How Lee's kabuki epic became Japan's biggest live-action hit in 20 years — and why he's unfazed by questions of identity

Lee Sang-il (Media Castle)
Lee Sang-il (Media Castle)

"Don't take it so seriously," Lee Sang-il says, waving off questions about what it means for a Zainichi Korean director to have made Japan's biggest film of the year.

The numbers tell one story: "Kokuho" has pulled in over 12 million viewers since June, earning 17 billion yen ($110 million) and becoming 2025's singular phenomenon in Japanese cinema. The film is all but certain to dethrone "Bayside Shakedown 2" (2003) in the coming weeks to become the highest-grossing Japanese live-action film of all time.

Korean media has latched onto another angle — that Lee, a director of Zainichi Korean descent, achieved this feat with a film steeped in kabuki, one of Japan's most tradition-bound art forms.

It's a narrative that crops up time and again whenever a Korean director makes waves abroad. Sitting down Friday afternoon at the distributor's office in Gangnam, Seoul, Lee seemed intent on redirecting the conversation.

"You're born where you're born, and you can't change that. I just happened to be born in Japan, so I grew up immersed in Japanese culture and living among Japanese people," he says. "Being Korean doesn't make any of this special. It's just natural."

The confession carries weight for someone who keeps his Korean name in a country where many Zainichi Koreans adopt Japanese ones. What drew him to kabuki wasn't some outsider's perspective or staking identity politics into the art form, he says. The pull was about something more primal in nature — namely, the fascination with onnagata, male kabuki actors who specialize in female roles.

"There's this enigmatic atmosphere they have that's hard to describe," Lee says. "Not exactly feminine, not masculine either. Something in between, or maybe beyond gender entirely."

"What interested me wasn't just the performances but the people behind them. Kabuki is passed down through bloodlines — father to son, generation after generation. That burden, that pressure also felt like something worth exploring."

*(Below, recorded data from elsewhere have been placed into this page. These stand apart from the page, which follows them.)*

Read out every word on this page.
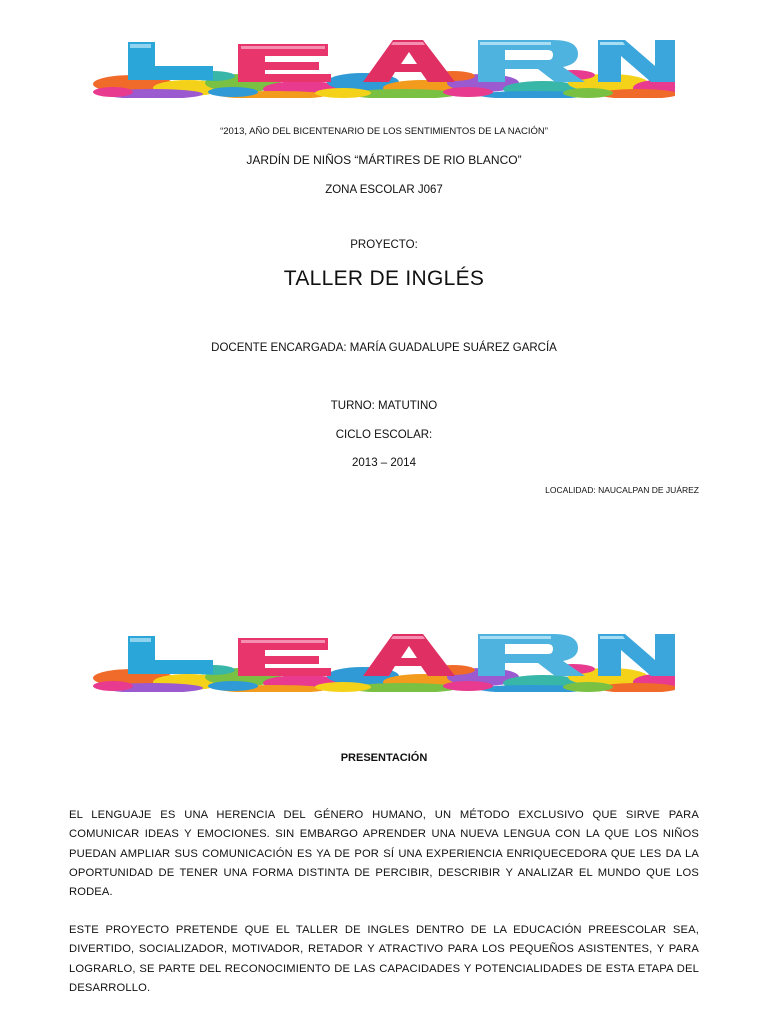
“2013, AÑO DEL BICENTENARIO DE LOS SENTIMIENTOS DE LA NACIÓN”
JARDÍN DE NIÑOS “MÁRTIRES DE RIO BLANCO”
ZONA ESCOLAR J067
PROYECTO:
TALLER DE INGLÉS
DOCENTE ENCARGADA: MARÍA GUADALUPE SUÁREZ GARCÍA
TURNO: MATUTINO
CICLO ESCOLAR:
2013 – 2014
LOCALIDAD: NAUCALPAN DE JUÁREZ
PRESENTACIÓN

EL LENGUAJE ES UNA HERENCIA DEL GÉNERO HUMANO, UN MÉTODO EXCLUSIVO QUE SIRVE PARA COMUNICAR IDEAS Y EMOCIONES. SIN EMBARGO APRENDER UNA NUEVA LENGUA CON LA QUE LOS NIÑOS PUEDAN AMPLIAR SUS COMUNICACIÓN ES YA DE POR SÍ UNA EXPERIENCIA ENRIQUECEDORA QUE LES DA LA OPORTUNIDAD DE TENER UNA FORMA DISTINTA DE PERCIBIR, DESCRIBIR Y ANALIZAR EL MUNDO QUE LOS RODEA.

ESTE PROYECTO PRETENDE QUE EL TALLER DE INGLES DENTRO DE LA EDUCACIÓN PREESCOLAR SEA, DIVERTIDO, SOCIALIZADOR, MOTIVADOR, RETADOR Y ATRACTIVO PARA LOS PEQUEÑOS ASISTENTES, Y PARA LOGRARLO, SE PARTE DEL RECONOCIMIENTO DE LAS CAPACIDADES Y POTENCIALIDADES DE ESTA ETAPA DEL DESARROLLO.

"Kokuho" follows Kikuo (played as a child by Soya Kurokawa and as an adult by Ryo Yoshizawa), who enters the world of Kabuki as an outsider with nothing to lose. He's taken in by a master actor in Osaka and trains alongside Shunsuke (Keitatsu Koshiyama and later Ryusei Yokohama), the heir to an established kabuki house, both training to become onnagatas. Over fifty years, the two push each other toward greatness, their lives consumed by an art form that demands everything.

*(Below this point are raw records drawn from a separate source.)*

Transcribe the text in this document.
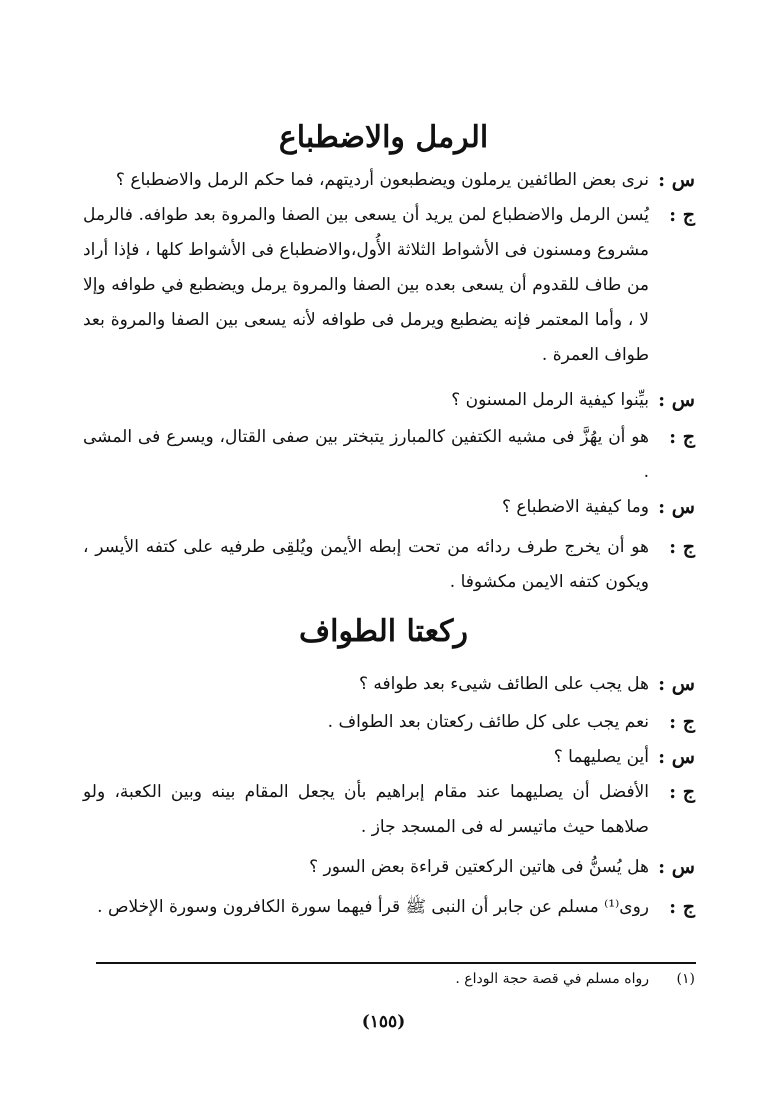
الرمل والاضطباع
س :
نرى بعض الطائفين يرملون ويضطبعون أرديتهم، فما حكم الرمل والاضطباع ؟
ج :
يُسن الرمل والاضطباع لمن يريد أن يسعى بين الصفا والمروة بعد طوافه. فالرمل مشروع ومسنون فى الأشواط الثلاثة الأُول،والاضطباع فى الأشواط كلها ، فإذا أراد من طاف للقدوم أن يسعى بعده بين الصفا والمروة يرمل ويضطبع في طوافه وإلا لا ، وأما المعتمر فإنه يضطبع ويرمل فى طوافه لأنه يسعى بين الصفا والمروة بعد طواف العمرة .
س :
بيِّنوا كيفية الرمل المسنون ؟
ج :
هو أن يهُزَّ فى مشيه الكتفين كالمبارز يتبختر بين صفى القتال، ويسرع فى المشى .
س :
وما كيفية الاضطباع ؟
ج :
هو أن يخرج طرف ردائه من تحت إبطه الأيمن ويُلقِى طرفيه على كتفه الأيسر ، ويكون كتفه الايمن مكشوفا .
ركعتا الطواف
س :
هل يجب على الطائف شيىء بعد طوافه ؟
ج :
نعم يجب على كل طائف ركعتان بعد الطواف .
س :
أين يصليهما ؟
ج :
الأفضل أن يصليهما عند مقام إبراهيم بأن يجعل المقام بينه وبين الكعبة، ولو صلاهما حيث ماتيسر له فى المسجد جاز .
س :
هل يُسنُّ فى هاتين الركعتين قراءة بعض السور ؟
ج :
روى⁽¹⁾ مسلم عن جابر أن النبى ﷺ قرأ فيهما سورة الكافرون وسورة الإخلاص .
(١)
رواه مسلم في قصة حجة الوداع .
(١٥٥)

"Kokuho" starring Ryo Yoshizawa and Ryusei Yokohama (Media Castle)
"Kokuho" starring Ryo Yoshizawa and Ryusei Yokohama (Media Castle)

While authenticity was key, Lee knew from the start he needed film actors instead of professional kabuki performers. "People questioned that choice at first," he says. "But I needed actors who could show what's happening inside these characters. The joy, the pressure, the pain, those are things film actors know how to reveal for the camera."

The kabuki sequences give the otherwise conventional film its pulse. Elaborate, meticulously staged performances shot in extended takes let entire pieces unfold without interruption. Lee approached the filming from three angles: the audience's view for spectacle, the actor's perspective from the stage, and tight closeups to reveal what's churning underneath.

"This isn't just a film about kabuki. It's about the people performing it," he explains. "Their suffering, their ecstasy — everything had to come through."

Research took him backstage repeatedly. What struck him most was how little separation existed between the actors' lives and their art. "The dressing rooms felt like their actual homes. They basically live there and only come out to perform."

At nearly three hours, "Kokuho" is a hard sell in any market. It's an especially steep climb in Korea's sluggish box office, where most live-action films have been falling flat. Lee is aware of the odds.

"I've heard the Korean film industry is struggling right now," he says. "And this is a Japanese film about a Japanese art form that runs three hours. I know that's a lot to ask."

Yet he circles back to what made him brush aside the identity question in the first place: a conviction that the film speaks to something universal. "Artists are people who burn everything to show something beautiful. There's also something grotesque about it. These are people who accomplished what they set out to do, and I believe there's power in that."

"Humans have this instinct to seek out beautiful things. Right now, with all the anxiety in the world — in Korea, in Japan, everywhere — maybe people need that."

"Kokuho" opens in Korean theaters Wednesday.